Tuesday, November 30, 2010

Who Is Writing Your Students’ Paper?

The Shadow Scholar

The man who writes your students' papers tells his story

5713-Dante

Jonathan Barkat for The Chronicle Review

By Ed Dante

Editor's note: Ed Dante is a pseudonym for a writer who lives on the East Coast. Through a literary agent, he approached The Chronicle wanting to tell the story of how he makes a living writing papers for a custom-essay company and to describe the extent of student cheating he has observed. In the course of editing his article, The Chronicle reviewed correspondence Dante had with clients and some of the papers he had been paid to write. In the article published here, some details of the assignment he describes have been altered to protect the identity of the student.

The request came in by e-mail around 2 in the afternoon. It was from a previous customer, and she had urgent business.
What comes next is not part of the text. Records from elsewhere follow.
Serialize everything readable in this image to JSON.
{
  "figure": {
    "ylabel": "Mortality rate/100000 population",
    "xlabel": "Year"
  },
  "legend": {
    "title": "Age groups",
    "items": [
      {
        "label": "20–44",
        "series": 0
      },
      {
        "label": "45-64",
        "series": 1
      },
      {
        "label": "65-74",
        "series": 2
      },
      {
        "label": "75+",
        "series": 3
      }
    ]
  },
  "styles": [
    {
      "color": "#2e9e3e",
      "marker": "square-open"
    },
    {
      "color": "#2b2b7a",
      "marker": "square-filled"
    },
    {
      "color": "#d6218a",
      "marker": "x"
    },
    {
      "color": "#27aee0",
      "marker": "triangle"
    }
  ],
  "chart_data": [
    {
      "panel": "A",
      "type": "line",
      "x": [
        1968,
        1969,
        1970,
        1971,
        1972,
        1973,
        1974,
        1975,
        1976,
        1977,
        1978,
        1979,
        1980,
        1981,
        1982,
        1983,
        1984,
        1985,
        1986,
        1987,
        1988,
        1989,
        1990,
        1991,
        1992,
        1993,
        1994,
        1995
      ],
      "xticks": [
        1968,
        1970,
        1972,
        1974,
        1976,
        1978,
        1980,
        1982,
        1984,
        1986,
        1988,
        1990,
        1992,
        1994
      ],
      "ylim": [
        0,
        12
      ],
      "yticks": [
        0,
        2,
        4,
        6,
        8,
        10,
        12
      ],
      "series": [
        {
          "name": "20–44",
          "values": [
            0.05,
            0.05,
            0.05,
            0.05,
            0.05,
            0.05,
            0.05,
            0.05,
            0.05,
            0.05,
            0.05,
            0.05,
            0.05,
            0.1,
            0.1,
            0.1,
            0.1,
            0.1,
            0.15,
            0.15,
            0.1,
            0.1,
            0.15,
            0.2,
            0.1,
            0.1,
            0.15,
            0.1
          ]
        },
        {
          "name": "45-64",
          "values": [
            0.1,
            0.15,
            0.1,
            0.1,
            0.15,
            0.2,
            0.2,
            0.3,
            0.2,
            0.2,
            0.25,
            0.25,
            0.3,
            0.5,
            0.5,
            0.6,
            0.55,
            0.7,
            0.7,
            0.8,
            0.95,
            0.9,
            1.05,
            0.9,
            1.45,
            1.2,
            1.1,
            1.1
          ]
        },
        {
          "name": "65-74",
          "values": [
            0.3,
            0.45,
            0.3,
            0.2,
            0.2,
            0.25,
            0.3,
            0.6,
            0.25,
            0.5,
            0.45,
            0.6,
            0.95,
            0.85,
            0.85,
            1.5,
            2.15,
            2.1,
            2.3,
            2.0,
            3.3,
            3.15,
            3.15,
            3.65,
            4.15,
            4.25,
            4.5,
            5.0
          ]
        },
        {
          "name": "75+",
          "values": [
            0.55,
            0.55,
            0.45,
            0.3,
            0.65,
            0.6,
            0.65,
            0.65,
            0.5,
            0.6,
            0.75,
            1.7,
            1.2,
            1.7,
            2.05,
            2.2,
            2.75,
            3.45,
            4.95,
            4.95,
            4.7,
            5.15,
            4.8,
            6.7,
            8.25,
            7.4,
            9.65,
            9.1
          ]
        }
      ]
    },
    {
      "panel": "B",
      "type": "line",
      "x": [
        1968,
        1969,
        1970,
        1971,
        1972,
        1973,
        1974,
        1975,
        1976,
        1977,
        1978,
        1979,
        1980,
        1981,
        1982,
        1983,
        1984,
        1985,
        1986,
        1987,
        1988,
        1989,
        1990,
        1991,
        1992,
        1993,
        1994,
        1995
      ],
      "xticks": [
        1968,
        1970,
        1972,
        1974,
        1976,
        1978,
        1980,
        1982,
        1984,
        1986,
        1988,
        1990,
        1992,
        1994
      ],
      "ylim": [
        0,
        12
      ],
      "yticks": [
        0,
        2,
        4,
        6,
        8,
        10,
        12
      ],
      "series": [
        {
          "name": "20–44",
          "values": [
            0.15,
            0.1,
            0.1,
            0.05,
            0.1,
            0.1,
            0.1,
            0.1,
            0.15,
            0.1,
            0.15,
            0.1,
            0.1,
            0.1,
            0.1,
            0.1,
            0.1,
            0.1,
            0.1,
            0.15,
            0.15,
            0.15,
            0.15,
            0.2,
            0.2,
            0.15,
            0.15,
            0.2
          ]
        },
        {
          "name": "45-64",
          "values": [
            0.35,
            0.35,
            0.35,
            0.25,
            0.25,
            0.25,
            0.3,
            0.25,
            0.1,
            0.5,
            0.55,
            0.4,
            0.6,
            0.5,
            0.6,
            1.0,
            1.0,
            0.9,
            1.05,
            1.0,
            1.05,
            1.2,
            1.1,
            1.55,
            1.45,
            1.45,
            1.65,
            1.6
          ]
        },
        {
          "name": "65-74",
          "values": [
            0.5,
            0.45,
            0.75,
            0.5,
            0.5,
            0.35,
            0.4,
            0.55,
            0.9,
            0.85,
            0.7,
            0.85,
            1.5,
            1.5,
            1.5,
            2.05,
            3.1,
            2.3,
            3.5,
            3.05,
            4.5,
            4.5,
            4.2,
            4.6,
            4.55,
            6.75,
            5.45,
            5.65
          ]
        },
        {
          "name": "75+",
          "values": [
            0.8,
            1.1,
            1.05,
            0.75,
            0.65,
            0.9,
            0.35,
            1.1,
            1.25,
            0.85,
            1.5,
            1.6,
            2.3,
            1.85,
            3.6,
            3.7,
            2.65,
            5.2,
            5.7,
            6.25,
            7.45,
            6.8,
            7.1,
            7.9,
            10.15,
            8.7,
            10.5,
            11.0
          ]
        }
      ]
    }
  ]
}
I quote her message here verbatim (if I had to put up with it, so should you): "You did me business ethics propsal for me I need propsal got approved pls can you will write me paper?"

I've gotten pretty good at interpreting this kind of correspondence. The client had attached a document from her professor with details about the paper. She needed the first section in a week. Seventy-five pages.

I told her no problem.

It truly was no problem. In the past year, I've written roughly 5,000 pages of scholarly literature, most on very tight deadlines. But you won't find my name on a single paper.

Read the whole article.

See Ashley Thorne’s “Lessons from a Professional Paper-Writer.”

2 comments:

Pilgrim said...

Sick:

"I do a lot of work for seminary students. I like seminary students. They seem so blissfully unaware of the inherent contradiction in paying somebody to help them cheat in courses that are largely about walking in the light of God and providing an ethical model for others to follow. I have been commissioned to write many a passionate condemnation of America's moral decay as exemplified by abortion, gay marriage, or the teaching of evolution. All in all, we may presume that clerical authorities see these as a greater threat than the plagiarism committed by the future frocked."

abcaneday said...

It is very sick!

As one who worked my way through two masters degrees in seminary plus a PhD I cannot fathom how one could pay someone else to research and write my papers. It was the process of researching, of writing, of engaging the issues, the ideas, the implications, and of receiving critical response and assessment that did much to mold me and to make me the man I am in Christ by God's grace.